The duo’s fertile, spontaneous energy has been an integral feature of their work since day one. As Kuperus describes, “The way we started making music together was basically a joke. Adam got invited to play a handful of shows in Germany, and I was standing there when he got the call.” Holding one hand over the phone, Lee Miller confirmed that she had some instrumental facility before telling the label  “There are two people in the band when I perform my solo work.” They've been playing together ever since.

An early hit, “Hand to Phone,” lays out the core elements of the ADULT. sound: severe, detached vocals, pulsating mono synth arpeggios, icy, driving drums and an overall sheen of desolate alienation. There’s an obvious affinity to the shimmering synth pop of the ‘80s - Kraftwerk’s landmark Computer World to Eurythmics’ Sweet Dreams and, of course, Depeche Mode and Soft Cell - but, true to their industrial favorites, ADULT. treads into darker waters. Their marriage of an innate pop sensibility with a taste for raw industrial and pulsating techno positioned them as both keepers-of-the-flame and ambassadors to a neglected lineage of electronic iconoclasts.

Almost 30 years after their first releases - “We chose our band name in early 1998 with our first 12” going into production in early summer of 1998.” - ADULT. has lapped many of their influences in their unerring devotion and exploration of the sound they inherited. In their world, they remain practically peerless, and their 2017 album Detroit House Guests, released on Mute, saw them inviting some of their key influences back into the fold and elevating newer artists in their field. Both Nitzer Ebb’s Douglas McCarthy and Light Asylum’s Shannon Funchess worked with the duo on searing tracks that matched their most iconic output.

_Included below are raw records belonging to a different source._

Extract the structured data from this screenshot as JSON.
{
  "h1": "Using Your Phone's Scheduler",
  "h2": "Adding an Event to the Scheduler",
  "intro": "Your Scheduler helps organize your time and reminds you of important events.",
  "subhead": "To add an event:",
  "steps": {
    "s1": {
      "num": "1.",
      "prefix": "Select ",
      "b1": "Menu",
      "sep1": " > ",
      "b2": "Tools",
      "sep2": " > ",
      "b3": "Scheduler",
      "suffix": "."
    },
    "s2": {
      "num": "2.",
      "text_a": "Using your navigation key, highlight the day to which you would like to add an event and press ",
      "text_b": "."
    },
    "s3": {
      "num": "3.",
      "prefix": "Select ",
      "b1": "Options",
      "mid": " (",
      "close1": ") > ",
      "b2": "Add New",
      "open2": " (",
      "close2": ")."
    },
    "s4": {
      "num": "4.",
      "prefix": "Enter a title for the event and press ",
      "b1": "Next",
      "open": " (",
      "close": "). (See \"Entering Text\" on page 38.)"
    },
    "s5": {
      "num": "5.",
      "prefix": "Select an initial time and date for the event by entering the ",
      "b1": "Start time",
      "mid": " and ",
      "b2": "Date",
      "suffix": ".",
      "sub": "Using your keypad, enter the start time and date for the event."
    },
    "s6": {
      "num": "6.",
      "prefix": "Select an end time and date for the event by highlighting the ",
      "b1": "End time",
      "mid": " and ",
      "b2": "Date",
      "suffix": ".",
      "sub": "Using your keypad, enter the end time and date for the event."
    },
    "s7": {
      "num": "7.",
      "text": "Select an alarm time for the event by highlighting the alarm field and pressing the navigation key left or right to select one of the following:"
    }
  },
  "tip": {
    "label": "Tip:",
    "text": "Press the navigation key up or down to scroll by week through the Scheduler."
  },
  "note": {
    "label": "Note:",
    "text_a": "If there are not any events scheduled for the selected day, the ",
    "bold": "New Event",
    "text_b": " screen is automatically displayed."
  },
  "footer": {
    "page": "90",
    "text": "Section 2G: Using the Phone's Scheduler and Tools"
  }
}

Pelada and Nuovo Testamento stand as younger counterparts, playing with similar ingredients in fresh, new ways. Pelada matches the masc/femme duo of ADULT. But instead of rigorous gothiness, they channel the spit-in-your-eye aggression of hardcore, co-mingling it with acid techno and knocking house. Their sneering, inciting live sets blaze with politicized fury, and we’re sad to say this will be their final US show. Do not miss them. Colombia-via-California trio Nuovo Testamento come in from the other side, with a slick re-imagining of the ‘80s. Their most recent LP, Love Lines, sits glistening somewhere between Hi-NRGMadonna’s earliest hits, the ultra-80s confections of Belinda Carlisle and any era-appropriate movie club scene.

Between the three, the lineup works both as a love letter to a beloved sound and as a case for the radical possibilities of electronic music. Each act cites genres that were defined by the novelty of electronic sounds, but in 2024 you’d be harder pressed to find music that didn’t bear the mark of digital editing, sampling, synthesis or extreme processing. ADULT. & co’s devotion to the foundational gnarliness and imaginative vision of techno, EBM and even synthpop challenges audiences in the best way, reminding us of what once was and what still yet could be.